After the rats were euthanized as earlier described, 250 μL of whole blood was collected and diluted with RPMI 1640 medium at a ratio of 1 : 1, resulting in a total volume of 500 μL. Approximately 2 μL of a stimulator/blocker solution was added to the diluted blood and then incubated at 37°C in 5% CO2 for 4 h. After centrifugation and removal of the supernatant, red blood cell lysis buffer was added (2 mL/100 μL whole blood), and the mixture was incubated in the dark for 10 min. Then, the samples were centrifuged to remove the supernatant, and then 5 μL of FITC-labeled anti-CD4 was added and thoroughly mixed. After incubation in the dark at 2–8°C for 15 min, 2 mL of a staining buffer was added to resuspend the cells, followed by centrifugation at 1,200 rpm for 5 min. After removing the supernatant, 250 μL of a Fix/Perm buffer was added, mixed, and then incubated in the dark at 2–8°C for 20 min, at which an additional 1 mL of 1× Perm/Wash buffer was added and mixed. After centrifugation, part of the supernatant was removed, leaving 250 μL of liquid, upon which 1 mL 1× Perm/Wash buffer was added to resuspend the cells. After another centrifugation at 1,200 rpm for 5 min, the supernatant was removed and 80 μL to 100 μL of the stain buffer was added to resuspend cells, to which 5 μL of PE-labeled IL-17A antibody was added, mixed, and incubated in the dark for 30 min. Next, 2 mL of 1× Perm/Wash buffer was added to resuspend the cells, which were again centrifuged at 1,200 rpm for 5 min, and then the supernatant was removed. Finally, 500 μL of the stain buffer was added to resuspend the cells, which were then passed through a 300-μm filter, followed by flow cytometry analysis.
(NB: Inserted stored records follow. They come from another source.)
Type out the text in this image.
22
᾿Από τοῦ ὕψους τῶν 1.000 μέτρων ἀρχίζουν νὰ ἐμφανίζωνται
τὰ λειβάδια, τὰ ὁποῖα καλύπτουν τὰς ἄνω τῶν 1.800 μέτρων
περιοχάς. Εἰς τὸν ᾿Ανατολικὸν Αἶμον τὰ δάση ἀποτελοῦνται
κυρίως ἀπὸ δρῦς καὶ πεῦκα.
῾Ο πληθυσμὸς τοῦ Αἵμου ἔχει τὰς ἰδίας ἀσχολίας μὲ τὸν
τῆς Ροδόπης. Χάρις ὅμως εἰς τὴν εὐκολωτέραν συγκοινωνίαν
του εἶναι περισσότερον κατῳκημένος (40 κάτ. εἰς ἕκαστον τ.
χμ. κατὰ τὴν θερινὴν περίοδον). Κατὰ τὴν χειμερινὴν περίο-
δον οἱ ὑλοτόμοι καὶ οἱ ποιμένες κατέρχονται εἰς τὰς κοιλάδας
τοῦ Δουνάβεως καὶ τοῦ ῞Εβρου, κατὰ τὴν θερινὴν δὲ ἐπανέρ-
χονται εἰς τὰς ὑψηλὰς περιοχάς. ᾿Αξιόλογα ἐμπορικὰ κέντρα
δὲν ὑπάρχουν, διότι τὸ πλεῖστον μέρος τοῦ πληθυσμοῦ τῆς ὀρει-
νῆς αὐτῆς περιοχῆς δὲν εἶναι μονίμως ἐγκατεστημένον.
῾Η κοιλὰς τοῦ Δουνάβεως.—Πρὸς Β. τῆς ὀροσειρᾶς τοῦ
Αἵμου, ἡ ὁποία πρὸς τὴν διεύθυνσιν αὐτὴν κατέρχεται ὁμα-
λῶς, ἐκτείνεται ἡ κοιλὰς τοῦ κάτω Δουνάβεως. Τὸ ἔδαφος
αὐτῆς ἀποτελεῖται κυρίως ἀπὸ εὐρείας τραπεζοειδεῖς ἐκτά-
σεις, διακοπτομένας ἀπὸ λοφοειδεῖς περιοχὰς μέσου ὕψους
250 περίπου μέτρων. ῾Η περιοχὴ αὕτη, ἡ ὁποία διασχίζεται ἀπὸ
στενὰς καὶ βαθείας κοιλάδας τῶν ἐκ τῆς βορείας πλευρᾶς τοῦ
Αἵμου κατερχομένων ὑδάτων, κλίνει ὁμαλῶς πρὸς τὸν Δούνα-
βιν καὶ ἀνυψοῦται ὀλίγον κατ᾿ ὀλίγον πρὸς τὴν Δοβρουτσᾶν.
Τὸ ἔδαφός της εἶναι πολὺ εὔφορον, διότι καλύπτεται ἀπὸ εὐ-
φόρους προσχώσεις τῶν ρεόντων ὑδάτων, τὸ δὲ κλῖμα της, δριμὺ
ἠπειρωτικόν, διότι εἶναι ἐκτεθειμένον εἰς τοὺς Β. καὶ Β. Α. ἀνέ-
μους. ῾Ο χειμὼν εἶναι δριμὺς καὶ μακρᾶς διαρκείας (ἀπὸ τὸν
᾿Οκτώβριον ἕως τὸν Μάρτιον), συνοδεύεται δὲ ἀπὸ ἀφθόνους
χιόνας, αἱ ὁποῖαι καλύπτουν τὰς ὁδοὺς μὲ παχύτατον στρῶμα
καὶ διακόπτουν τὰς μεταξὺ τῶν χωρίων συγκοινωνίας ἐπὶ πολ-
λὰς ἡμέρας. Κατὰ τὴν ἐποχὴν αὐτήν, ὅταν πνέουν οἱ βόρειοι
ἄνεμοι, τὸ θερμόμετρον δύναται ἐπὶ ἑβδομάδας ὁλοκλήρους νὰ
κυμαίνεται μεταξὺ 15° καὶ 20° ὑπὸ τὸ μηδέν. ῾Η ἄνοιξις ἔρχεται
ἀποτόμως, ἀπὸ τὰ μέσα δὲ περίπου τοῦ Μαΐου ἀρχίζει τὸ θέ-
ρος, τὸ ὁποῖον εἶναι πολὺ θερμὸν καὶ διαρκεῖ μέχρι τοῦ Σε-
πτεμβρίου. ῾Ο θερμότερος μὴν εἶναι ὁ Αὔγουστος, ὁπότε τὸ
2.8. HE Staining of Foot Joints

After the rats were euthanized, the foot joints were collected and fixed with 4% paraformaldehyde, followed by a series of processes, including fixation, decalcification, deacidification, dehydration, embedding, and sectioning. The tissue sections were examined under a microscope.

2.9. Blood Tests

After the rats were euthanized, 3 mL whole blood was collected for routine blood testing.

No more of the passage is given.